Já no meu lado pessoal, tem alguns projetos. Eu tenho um disco pronto de músicas inéditas que tem a ver com o Purabossanova, uma mistura de bossa nova com pop. Estou esperando um momento propício para colocar isso “na roda”.

TMDQA!: Como é, para você, conciliar carreira solo e a banda?

Britto: A princípio, não foi fácil. Mas acho que fui me convencendo de que, para mim, as duas coisas fazem sentido. Não tenho nenhuma fantasia de sair da banda e viver da carreira solo longo dos outros Titãs. Ao mesmo tempo, eu sempre tive a inquietação de fazer coisas mais diferentes, como a bossa nova, e sempre soube que isso não é o registro da banda. Então, eu vou conciliando as duas coisas. É claro que a minha carreira solo tem muito menos espaço por “n” motivos. Estou me adaptando e vendo uma maneira de fazê-la crescer por um outro caminho. Acho que isso não incomoda o funcionamento da banda. Acho até que é bom, porque tira pressão, torna as coisas mais fáceis. Assim, podemos nos dedicar, enquanto grupo, ao que temos em comum, sem forçar a barra.

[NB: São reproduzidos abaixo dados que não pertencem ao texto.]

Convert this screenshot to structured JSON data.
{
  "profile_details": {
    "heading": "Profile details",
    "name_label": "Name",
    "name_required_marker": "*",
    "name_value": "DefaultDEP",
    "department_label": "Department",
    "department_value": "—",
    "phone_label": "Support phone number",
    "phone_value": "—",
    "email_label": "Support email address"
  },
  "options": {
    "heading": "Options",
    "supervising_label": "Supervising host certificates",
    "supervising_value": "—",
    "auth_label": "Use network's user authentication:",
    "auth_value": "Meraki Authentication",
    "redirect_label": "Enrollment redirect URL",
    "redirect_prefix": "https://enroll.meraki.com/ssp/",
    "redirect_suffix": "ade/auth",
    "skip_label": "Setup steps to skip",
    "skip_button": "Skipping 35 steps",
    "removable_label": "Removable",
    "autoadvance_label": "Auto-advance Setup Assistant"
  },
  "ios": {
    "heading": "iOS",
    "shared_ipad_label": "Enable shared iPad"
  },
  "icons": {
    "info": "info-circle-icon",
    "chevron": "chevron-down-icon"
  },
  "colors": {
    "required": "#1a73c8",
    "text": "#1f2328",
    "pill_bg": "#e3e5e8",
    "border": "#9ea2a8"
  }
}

Mas tenho muita dificuldade em conciliar. Claro que preciso desenvolver melhor ainda o meu caminho solo e descobrir como fazer isso aparecer mais. Quando me propus a começar isso, pensei “Não vou fazer algo com ‘sobras’ dos Titãs”. Acho que isso me ajudou a definir muita coisa. É um tipo de liberdade que você só consegue ter sozinho.